The Mission, remind me of Roland Joffé's film, I saw it a long time ago, was it somehow contempaltive or only part of it?
Boorman's The Emerald Forest (1985) to some extend, is maybe a better candidate.
How about Aguirre: Wrath of God (Aguirre, Der Zorn Gottes) while we're on the rainforest bent...
The second portion was on "Vampyr", which certainly is the kind of film we're discussing. (You can tell because I don't really know what to make of it!)
Since I'm genre-blending boy, this is where I start to get really interested. I just finished re-watching Aoyama's "Eureka" and it brings up a bunch of things, which I guess I'll discuss in a new post sometime soon.
It's interesting to note, though, that considering Aoyama's constant homages to "The Searchers", it kind of opens the door to classic Hollywood films and how a much slower paced, and therefore more contemplative, those films were when compared to today's mainstream movies.
Another film on the fence between narrative and contemplative (which is what we list here), is Bent Hamer's beautiful Kitchen Stories. The plot drive is mostly based on light gags and a certain melodrama, but the narration is quite minimalist and the scenes stretch long enough without dialogs to communicate a self-explainatory visual language. The silence imposed to the characters and the surveillance of one over the other also favor this type of "contemplative" mise-en-scene.
Perhaps start a new category of films that get away with contemplative attribution thanks in large part to language barriers?
I had forgotten about Kitchen Stories. You're the first person I've talk to yet who has seen it besides me. I like the notion of a contemplative mise en scene. The light touch of the direction in that film generally underscores its more contemplative aspects -- the long silences and the absence of need-driven plot.
Glad to see Michael Kerpan mentioned K. Kurosawa -- his Curse and Pulse are among the most contemplative horror films ever made.

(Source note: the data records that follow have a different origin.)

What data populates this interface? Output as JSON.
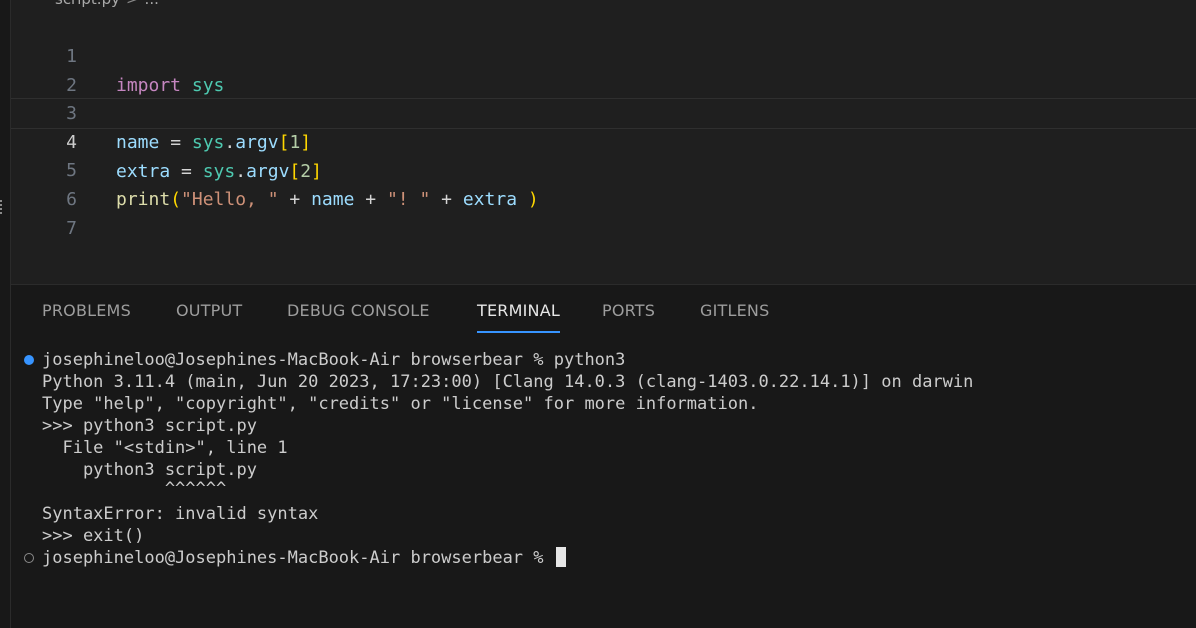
{
  "breadcrumb": {
    "file": "script.py",
    "separator": ">",
    "more": "..."
  },
  "editor": {
    "current_line": "4",
    "lines": [
      {
        "n": "1",
        "t1": "import",
        "t2": " ",
        "t3": "sys"
      },
      {
        "n": "2"
      },
      {
        "n": "3",
        "t1": "name",
        "t2": " = ",
        "t3": "sys",
        "t4": ".",
        "t5": "argv",
        "t6": "[",
        "t7": "1",
        "t8": "]"
      },
      {
        "n": "4",
        "t1": "extra",
        "t2": " = ",
        "t3": "sys",
        "t4": ".",
        "t5": "argv",
        "t6": "[",
        "t7": "2",
        "t8": "]"
      },
      {
        "n": "5",
        "t1": "print",
        "t2": "(",
        "t3": "\"Hello, \"",
        "t4": " + ",
        "t5": "name",
        "t6": " + ",
        "t7": "\"! \"",
        "t8": " + ",
        "t9": "extra",
        "t10": " ",
        "t11": ")"
      },
      {
        "n": "6"
      },
      {
        "n": "7"
      }
    ]
  },
  "panel": {
    "tabs": [
      "PROBLEMS",
      "OUTPUT",
      "DEBUG CONSOLE",
      "TERMINAL",
      "PORTS",
      "GITLENS"
    ],
    "active_tab": "TERMINAL"
  },
  "terminal": {
    "lines": [
      "josephineloo@Josephines-MacBook-Air browserbear % python3",
      "Python 3.11.4 (main, Jun 20 2023, 17:23:00) [Clang 14.0.3 (clang-1403.0.22.14.1)] on darwin",
      "Type \"help\", \"copyright\", \"credits\" or \"license\" for more information.",
      ">>> python3 script.py",
      "  File \"<stdin>\", line 1",
      "    python3 script.py",
      "            ^^^^^^",
      "SyntaxError: invalid syntax",
      ">>> exit()",
      "josephineloo@Josephines-MacBook-Air browserbear % "
    ]
  },
  "colors": {
    "accent": "#3794ff",
    "background": "#1f1f1f",
    "panel": "#181818"
  }
}
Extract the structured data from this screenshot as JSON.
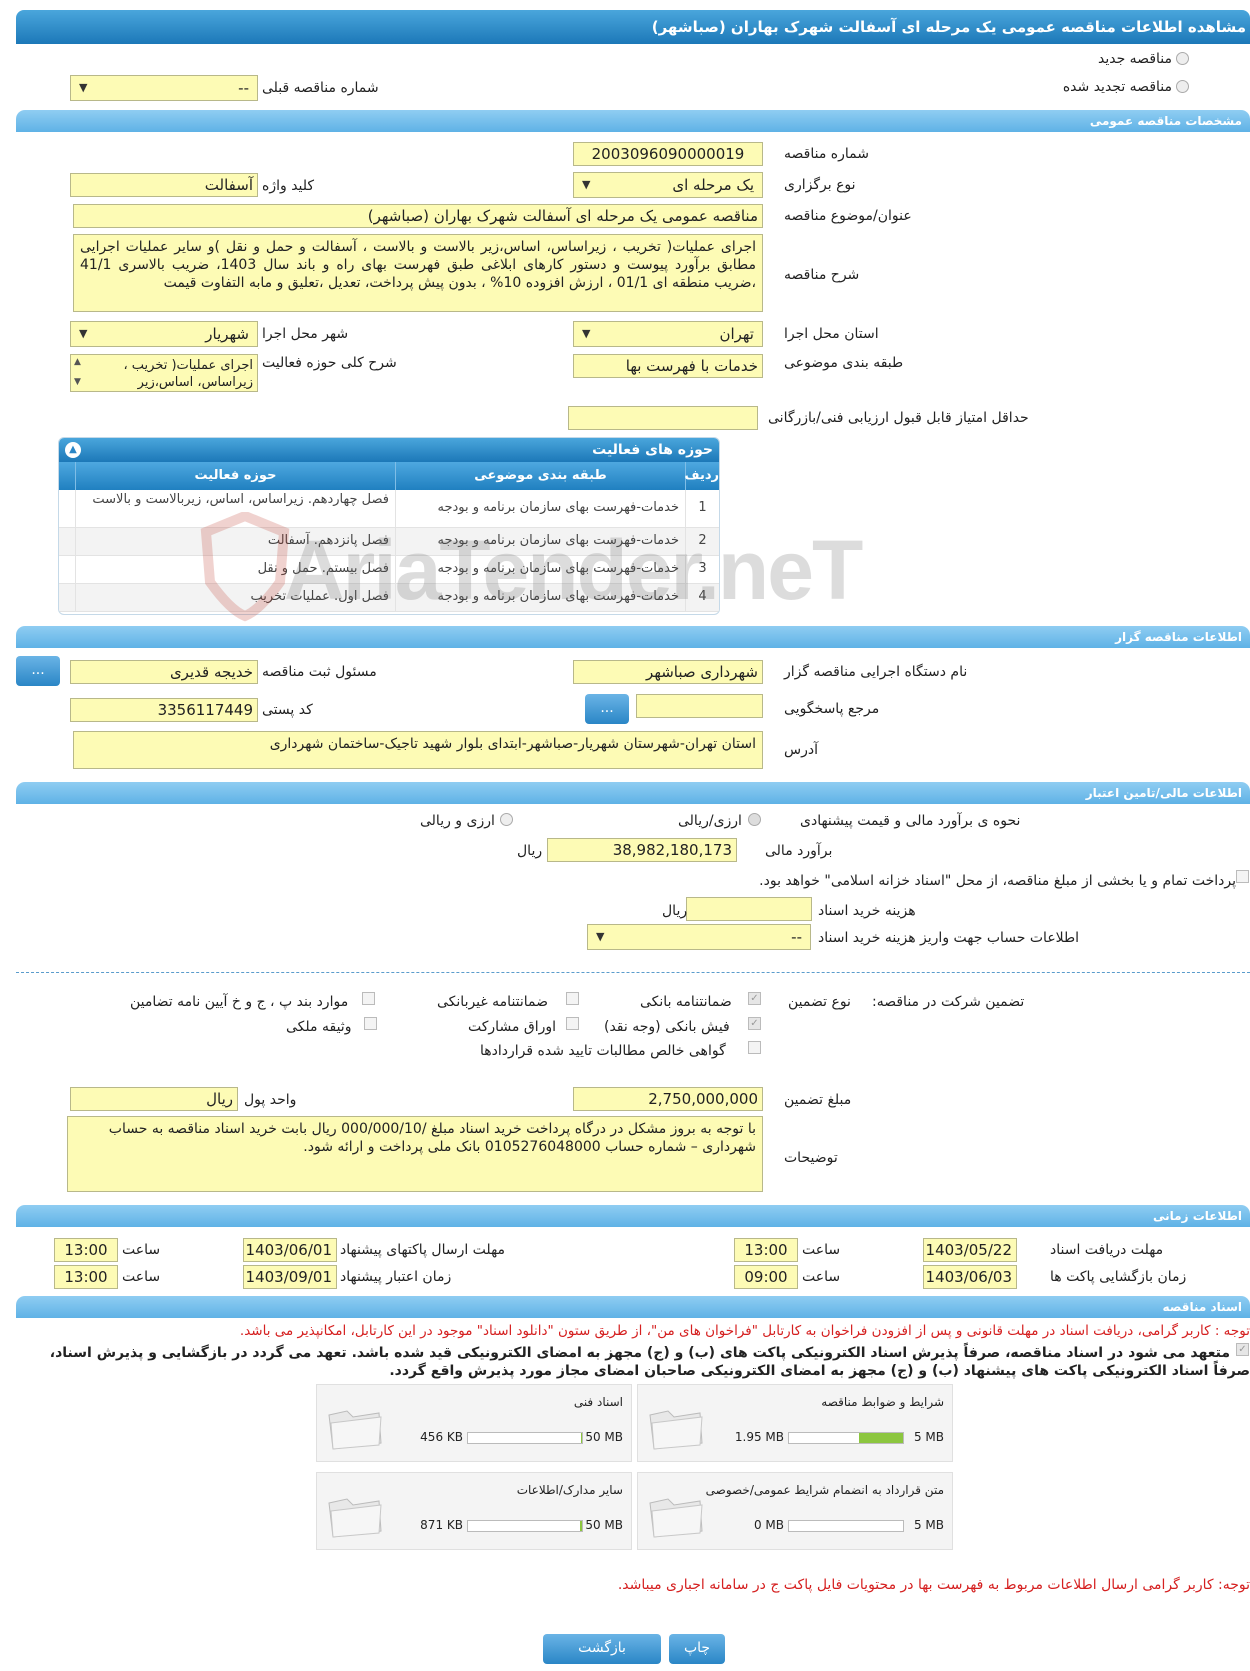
{
  "title": "مشاهده اطلاعات مناقصه عمومی یک مرحله ای آسفالت شهرک بهاران (صباشهر)",
  "top": {
    "new_tender": "مناقصه جدید",
    "renewed_tender": "مناقصه تجدید شده",
    "prev_number_label": "شماره مناقصه قبلی",
    "prev_number_value": "--"
  },
  "general": {
    "section": "مشخصات مناقصه عمومی",
    "tender_number_label": "شماره مناقصه",
    "tender_number": "2003096090000019",
    "type_label": "نوع برگزاری",
    "type_value": "یک مرحله ای",
    "keyword_label": "کلید واژه",
    "keyword_value": "آسفالت",
    "subject_label": "عنوان/موضوع مناقصه",
    "subject_value": "مناقصه عمومی یک مرحله ای آسفالت شهرک بهاران (صباشهر)",
    "desc_label": "شرح مناقصه",
    "desc_value": "اجرای عملیات( تخریب ، زیراساس، اساس،زیر بالاست و بالاست ، آسفالت و حمل و نقل )و سایر عملیات اجرایی مطابق برآورد پیوست و دستور کارهای ابلاغی طبق فهرست بهای راه و باند سال 1403، ضریب بالاسری 41/1 ،ضریب منطقه ای 01/1 ، ارزش افزوده 10% ، بدون پیش پرداخت، تعدیل ،تعلیق و مابه التفاوت قیمت",
    "province_label": "استان محل اجرا",
    "province_value": "تهران",
    "city_label": "شهر محل اجرا",
    "city_value": "شهریار",
    "category_label": "طبقه بندی موضوعی",
    "category_value": "خدمات با فهرست بها",
    "activity_desc_label": "شرح کلی حوزه فعالیت",
    "activity_desc_value": "اجرای عملیات( تخریب ، زیراساس، اساس،زیر",
    "min_score_label": "حداقل امتیاز قابل قبول ارزیابی فنی/بازرگانی",
    "min_score_value": ""
  },
  "activities": {
    "title": "حوزه های فعالیت",
    "col_row": "ردیف",
    "col_category": "طبقه بندی موضوعی",
    "col_field": "حوزه فعالیت",
    "rows": [
      {
        "n": "1",
        "category": "خدمات-فهرست بهای سازمان برنامه و بودجه",
        "field": "فصل چهاردهم. زیراساس، اساس، زیربالاست  و بالاست"
      },
      {
        "n": "2",
        "category": "خدمات-فهرست بهای سازمان برنامه و بودجه",
        "field": "فصل پانزدهم. آسفالت"
      },
      {
        "n": "3",
        "category": "خدمات-فهرست بهای سازمان برنامه و بودجه",
        "field": "فصل بیستم. حمل و نقل"
      },
      {
        "n": "4",
        "category": "خدمات-فهرست بهای سازمان برنامه و بودجه",
        "field": "فصل اول. عملیات تخریب"
      }
    ]
  },
  "organizer": {
    "section": "اطلاعات مناقصه گزار",
    "org_label": "نام دستگاه اجرایی مناقصه گزار",
    "org_value": "شهرداری صباشهر",
    "resp_label": "مسئول ثبت مناقصه",
    "resp_value": "خدیجه قدیری",
    "ref_label": "مرجع پاسخگویی",
    "ref_value": "",
    "postal_label": "کد پستی",
    "postal_value": "3356117449",
    "address_label": "آدرس",
    "address_value": "استان تهران-شهرستان شهریار-صباشهر-ابتدای بلوار شهید تاجیک-ساختمان شهرداری",
    "more": "..."
  },
  "finance": {
    "section": "اطلاعات مالی/تامین اعتبار",
    "method_label": "نحوه ی برآورد مالی و قیمت پیشنهادی",
    "opt_rial": "ارزی/ریالی",
    "opt_fx": "ارزی و ریالی",
    "estimate_label": "برآورد مالی",
    "estimate_value": "38,982,180,173",
    "rial": "ریال",
    "treasury_text": "پرداخت تمام و یا بخشی از مبلغ مناقصه، از محل \"اسناد خزانه اسلامی\" خواهد بود.",
    "doc_fee_label": "هزینه خرید اسناد",
    "doc_fee_value": "",
    "doc_fee_unit": "ریال",
    "account_label": "اطلاعات حساب جهت واریز هزینه خرید اسناد",
    "account_value": "--"
  },
  "guarantee": {
    "label": "تضمین شرکت در مناقصه:",
    "type_label": "نوع تضمین",
    "bank_guarantee": "ضمانتنامه بانکی",
    "nonbank_guarantee": "ضمانتنامه غیربانکی",
    "items_bpc": "موارد بند پ ، ج و خ آیین نامه تضامین",
    "bank_receipt": "فیش بانکی (وجه نقد)",
    "bonds": "اوراق مشارکت",
    "property": "وثیقه ملکی",
    "claims": "گواهی خالص مطالبات تایید شده قراردادها",
    "amount_label": "مبلغ تضمین",
    "amount_value": "2,750,000,000",
    "currency_label": "واحد پول",
    "currency_value": "ریال",
    "notes_label": "توضیحات",
    "notes_value": "با توجه به بروز مشکل در درگاه پرداخت خرید اسناد مبلغ /000/000/10 ریال بابت خرید اسناد مناقصه به حساب شهرداری – شماره حساب 0105276048000   بانک ملی پرداخت و ارائه شود."
  },
  "timing": {
    "section": "اطلاعات زمانی",
    "receive_label": "مهلت دریافت اسناد",
    "receive_date": "1403/05/22",
    "receive_time": "13:00",
    "send_label": "مهلت ارسال پاکتهای پیشنهاد",
    "send_date": "1403/06/01",
    "send_time": "13:00",
    "open_label": "زمان بازگشایی پاکت ها",
    "open_date": "1403/06/03",
    "open_time": "09:00",
    "validity_label": "زمان اعتبار پیشنهاد",
    "validity_date": "1403/09/01",
    "validity_time": "13:00",
    "time_label": "ساعت"
  },
  "docs": {
    "section": "اسناد مناقصه",
    "note1": "توجه : کاربر گرامی، دریافت اسناد در مهلت قانونی و پس از افزودن فراخوان به کارتابل \"فراخوان های من\"، از طریق ستون \"دانلود اسناد\" موجود در این کارتابل، امکانپذیر می باشد.",
    "commit": "متعهد می شود در اسناد مناقصه، صرفاً پذیرش اسناد الکترونیکی پاکت های (ب) و (ج) مجهز به امضای الکترونیکی قید شده باشد. تعهد می گردد در بازگشایی و پذیرش اسناد، صرفاً اسناد الکترونیکی پاکت های پیشنهاد (ب) و (ج) مجهز به امضای الکترونیکی صاحبان امضای مجاز مورد پذیرش واقع گردد.",
    "files": [
      {
        "name": "شرایط و ضوابط مناقصه",
        "current": "1.95 MB",
        "max": "5 MB",
        "fill": 0.39
      },
      {
        "name": "اسناد فنی",
        "current": "456 KB",
        "max": "50 MB",
        "fill": 0.01
      },
      {
        "name": "متن قرارداد به انضمام شرایط عمومی/خصوصی",
        "current": "0 MB",
        "max": "5 MB",
        "fill": 0
      },
      {
        "name": "سایر مدارک/اطلاعات",
        "current": "871 KB",
        "max": "50 MB",
        "fill": 0.02
      }
    ],
    "note2": "توجه: کاربر گرامی ارسال اطلاعات مربوط به فهرست بها در محتویات فایل پاکت ج در سامانه اجباری میباشد."
  },
  "buttons": {
    "print": "چاپ",
    "back": "بازگشت"
  },
  "watermark": "AriaTender.neT"
}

I think there's probably also a case that could be made for McNaughton's Henry: Portrait of a Serial Killer as this sort of film. And I'm surprised nobody's mentioned Dumont yet -- if Twentynine Palms isn't a horror film masquerading as an art film, I don't know what is.
I don't know if it really qualifies as contemplative, but certainly Franju's "Eyes Without a Face" is very much a horror film and an art film...or at least a work of art.
I'm thinking of Luc Besson's The Big Blue, and Sofia Coppola's Virgin Suicide and Lost In Translation.
Grandrieux' La Vie Nouvelle, which is barely identifiable as a genre, but follows a loose crime investigation about prostitutes traffic.